To stay, the estate lets three self-catering cottages, bookable through colebrookecottages.com: Whitehill Cottage, a five-star bolthole for four; Woodcock Corner, open-plan and sleeping six; and Ashbrooke House, which takes up to sixteen for a group.

The village

Brookeborough itself is small and quiet, a single main street at the foot of Slieve Beagh, eleven miles east of Enniskillen just off the A4. The community centre occupies the old Clogher Valley Railway station, a reminder of the narrow-gauge line that ran through here until the 1940s, and the Heber McMahon grounds host the local Gaelic football. There is a village park for a stroll or a picnic, and a handful of churches, but little laid on for the passing tourist; treat the village as a base rather than a destination.

Getting there and nearby

Brookeborough sits right on the A4, the main road between Enniskillen and the route east toward Belfast, so it is easy to reach by car; public transport is thin, with only a couple of buses a day to Enniskillen. The nearest airport is City of Derry, about 45 km away.

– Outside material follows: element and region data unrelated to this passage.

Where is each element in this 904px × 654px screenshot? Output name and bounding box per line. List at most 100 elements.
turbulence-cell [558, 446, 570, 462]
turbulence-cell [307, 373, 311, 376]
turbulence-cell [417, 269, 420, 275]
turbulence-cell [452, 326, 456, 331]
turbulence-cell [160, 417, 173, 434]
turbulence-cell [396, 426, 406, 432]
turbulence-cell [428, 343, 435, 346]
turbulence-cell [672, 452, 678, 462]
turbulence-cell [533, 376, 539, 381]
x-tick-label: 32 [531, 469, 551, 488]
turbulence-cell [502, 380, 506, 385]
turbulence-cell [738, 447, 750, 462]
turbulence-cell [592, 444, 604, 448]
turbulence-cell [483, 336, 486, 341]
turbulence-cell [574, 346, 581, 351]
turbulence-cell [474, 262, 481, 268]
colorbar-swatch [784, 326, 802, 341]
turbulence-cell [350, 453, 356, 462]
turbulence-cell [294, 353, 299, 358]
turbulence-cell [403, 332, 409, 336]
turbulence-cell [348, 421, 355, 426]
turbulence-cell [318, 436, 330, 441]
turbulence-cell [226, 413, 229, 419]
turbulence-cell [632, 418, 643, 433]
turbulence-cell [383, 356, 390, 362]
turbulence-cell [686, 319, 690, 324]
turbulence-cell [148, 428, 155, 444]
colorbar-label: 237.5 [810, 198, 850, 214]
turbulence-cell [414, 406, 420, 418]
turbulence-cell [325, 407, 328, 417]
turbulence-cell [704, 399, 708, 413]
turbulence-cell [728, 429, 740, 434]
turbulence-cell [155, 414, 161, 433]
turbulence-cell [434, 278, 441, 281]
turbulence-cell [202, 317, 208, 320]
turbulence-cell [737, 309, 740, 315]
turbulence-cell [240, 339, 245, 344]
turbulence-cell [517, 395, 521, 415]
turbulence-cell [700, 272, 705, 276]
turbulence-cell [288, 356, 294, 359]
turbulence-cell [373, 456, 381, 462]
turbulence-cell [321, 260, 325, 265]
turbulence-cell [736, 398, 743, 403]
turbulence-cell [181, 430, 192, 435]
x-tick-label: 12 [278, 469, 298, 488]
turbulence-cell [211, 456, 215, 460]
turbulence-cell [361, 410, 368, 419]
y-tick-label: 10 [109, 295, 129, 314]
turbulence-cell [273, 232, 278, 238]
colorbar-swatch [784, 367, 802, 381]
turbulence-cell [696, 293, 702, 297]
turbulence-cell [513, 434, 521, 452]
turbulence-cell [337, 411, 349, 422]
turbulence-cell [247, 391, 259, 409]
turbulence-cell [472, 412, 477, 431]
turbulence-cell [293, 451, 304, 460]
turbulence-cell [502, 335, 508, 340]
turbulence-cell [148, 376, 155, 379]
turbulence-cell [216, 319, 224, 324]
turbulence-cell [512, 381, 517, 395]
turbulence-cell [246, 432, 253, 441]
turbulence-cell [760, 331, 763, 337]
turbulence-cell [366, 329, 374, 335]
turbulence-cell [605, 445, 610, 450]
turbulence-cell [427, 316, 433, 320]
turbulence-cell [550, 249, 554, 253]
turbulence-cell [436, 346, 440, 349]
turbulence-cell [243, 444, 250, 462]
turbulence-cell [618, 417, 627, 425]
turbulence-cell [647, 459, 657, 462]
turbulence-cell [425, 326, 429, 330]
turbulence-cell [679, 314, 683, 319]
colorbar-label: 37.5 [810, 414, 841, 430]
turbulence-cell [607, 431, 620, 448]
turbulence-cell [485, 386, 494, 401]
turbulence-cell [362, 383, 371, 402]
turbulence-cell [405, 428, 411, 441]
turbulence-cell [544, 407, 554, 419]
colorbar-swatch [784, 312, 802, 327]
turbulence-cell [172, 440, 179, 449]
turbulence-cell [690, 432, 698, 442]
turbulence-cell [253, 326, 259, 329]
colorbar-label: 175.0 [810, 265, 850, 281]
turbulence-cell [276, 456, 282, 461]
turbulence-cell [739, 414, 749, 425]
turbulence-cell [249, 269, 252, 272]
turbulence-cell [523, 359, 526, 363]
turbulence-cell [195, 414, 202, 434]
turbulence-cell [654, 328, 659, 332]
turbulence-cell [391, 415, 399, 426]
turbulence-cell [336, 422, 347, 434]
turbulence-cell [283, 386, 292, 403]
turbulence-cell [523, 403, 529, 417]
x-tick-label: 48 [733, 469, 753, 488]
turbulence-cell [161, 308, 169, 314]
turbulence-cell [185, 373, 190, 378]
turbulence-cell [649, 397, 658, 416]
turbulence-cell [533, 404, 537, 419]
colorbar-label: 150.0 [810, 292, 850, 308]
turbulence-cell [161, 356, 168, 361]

It makes a reasonable base for the bigger Fermanagh draws: Florence Court, the National Trust mansion, is about 14 miles southwest, the Marble Arch Caves a little beyond at 17 miles, and Enniskillen, with its castle and museums, eleven miles west. If you are staying at Colebrooke, the Lough Erne lakeland is within easy reach for a day on the water.

Practical information

FeatureDetails
VillageOpen access; free, unrestricted street parking.
Colebrooke EstatePrivate estate; sporting, fishing, spa and cottages by booking through colebrooke.info and colebrookecottages.com.
Triumphal Arch LodgeOpened free for European Heritage Open Days in September 2025; also rentable via the Irish Landmark Trust.
Getting thereOn the A4, 11 miles east of Enniskillen. Two buses a day to Enniskillen; a car is far easier.